2.4. Statistical Analysis
Statistical significance of differences between groups was analyzed using either Student’s t-test (Sigma Plot 10.0; Systat Software Inc., San Jose, CA, USA) or one-way analysis of variance with Duncan’s multiple test (statistical package for the social sciences, version 23.0, SPSS Inc., Chicago, IL, USA). The results are expressed as means with standard error of the mean (SEM; n ≥ 3) for each group unless otherwise indicated, and a p value of less than 0.05 was considered statistically significant.

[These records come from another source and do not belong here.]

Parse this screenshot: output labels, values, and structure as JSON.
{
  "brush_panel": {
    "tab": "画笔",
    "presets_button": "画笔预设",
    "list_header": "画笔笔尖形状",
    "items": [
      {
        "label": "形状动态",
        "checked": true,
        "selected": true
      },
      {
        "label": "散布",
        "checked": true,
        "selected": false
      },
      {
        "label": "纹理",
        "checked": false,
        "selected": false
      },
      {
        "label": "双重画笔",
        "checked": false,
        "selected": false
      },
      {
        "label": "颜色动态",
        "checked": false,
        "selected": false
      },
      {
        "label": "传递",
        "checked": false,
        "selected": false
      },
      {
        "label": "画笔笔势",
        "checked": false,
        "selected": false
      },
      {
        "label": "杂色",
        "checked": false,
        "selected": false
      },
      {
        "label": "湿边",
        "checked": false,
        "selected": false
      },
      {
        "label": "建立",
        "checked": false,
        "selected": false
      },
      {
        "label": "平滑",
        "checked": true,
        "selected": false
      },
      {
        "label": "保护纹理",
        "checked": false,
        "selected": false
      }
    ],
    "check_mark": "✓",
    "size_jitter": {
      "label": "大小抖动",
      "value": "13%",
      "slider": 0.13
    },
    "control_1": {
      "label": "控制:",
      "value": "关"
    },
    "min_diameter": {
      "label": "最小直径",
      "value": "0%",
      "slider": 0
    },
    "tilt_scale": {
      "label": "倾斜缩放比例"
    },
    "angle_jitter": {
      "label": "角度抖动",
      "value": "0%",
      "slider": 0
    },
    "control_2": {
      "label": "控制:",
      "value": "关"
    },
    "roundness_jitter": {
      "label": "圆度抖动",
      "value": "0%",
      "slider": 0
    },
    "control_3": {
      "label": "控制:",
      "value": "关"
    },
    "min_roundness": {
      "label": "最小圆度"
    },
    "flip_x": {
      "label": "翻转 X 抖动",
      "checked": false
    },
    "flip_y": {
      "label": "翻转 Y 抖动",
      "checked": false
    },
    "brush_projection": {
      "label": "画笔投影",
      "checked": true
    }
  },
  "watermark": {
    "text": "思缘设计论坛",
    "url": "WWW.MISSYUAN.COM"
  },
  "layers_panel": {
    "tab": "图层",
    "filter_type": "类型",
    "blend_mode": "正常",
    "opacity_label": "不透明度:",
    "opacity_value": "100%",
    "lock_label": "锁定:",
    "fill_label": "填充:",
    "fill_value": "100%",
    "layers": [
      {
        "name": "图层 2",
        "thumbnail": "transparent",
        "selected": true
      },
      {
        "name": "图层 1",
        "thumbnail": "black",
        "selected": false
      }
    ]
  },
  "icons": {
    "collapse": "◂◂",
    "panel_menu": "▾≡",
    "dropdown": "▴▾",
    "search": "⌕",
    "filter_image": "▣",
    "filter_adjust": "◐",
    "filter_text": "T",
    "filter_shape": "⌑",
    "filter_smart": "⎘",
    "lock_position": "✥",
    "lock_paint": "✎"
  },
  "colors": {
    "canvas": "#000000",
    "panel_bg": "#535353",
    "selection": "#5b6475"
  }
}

All other materials and methods are described in the Supplementary Materials and Methods section, and Figure 1 represents all the methodology used in this study.
3. Results and Discussion
3.1. BLE Protects AML12 Cells against Oxidative Stress-Induced Cytotoxicity
BLE was prepared from ground beluga lentil seeds using 80% methanol containing 0.2% HCl, and the total polyphenol and flavonoid contents of BLE were 32.09 mg GAE/g and 19.32 mg QE/g, respectively (Table 1). Prior to investigating the protective effect of BLE on oxidative stress-induced cytotoxicity in AML12 cells, we first determined the dose-dependent cytotoxic effects of BLE (0–400 μg/mL) on AML12 cells using MTT assay. BLE at concentrations lower than 100 μg/mL had no significant cytotoxic effect on AML12 cells (Figure 2A), and thus 100 μg/mL was the highest concentration of BLE used for all subsequent experiments on AML12 cells. To examine the protective effect of BLE against oxidative stress-induced cytotoxicity, AML12 cells were pretreated with 25, 50, or 100 μg/mL of BLE for 24 h, and the media were then replaced with new media containing H2O2 (7 mM). H2O2 treatment for 4 h caused a marked decrease (about 50%) in cell viability; however, pretreatment with BLE (25–100 μg/mL) significantly preserved the viability of the H2O2-treated cells (Figure 2B). As shown in Figure 2C, the levels of intracellular ROS were significantly increased in cells treated with H2O2, compared with untreated control cells. However, pretreatment with BLE (25, 50, and 100 μg/mL) or reduced GSH (a positive control) significantly decreased cellular ROS levels in H2O2-treated AML12 cells. These data indicate that BLE protected AML12 cells from H2O2-induced cytotoxicity by reducing ROS generation.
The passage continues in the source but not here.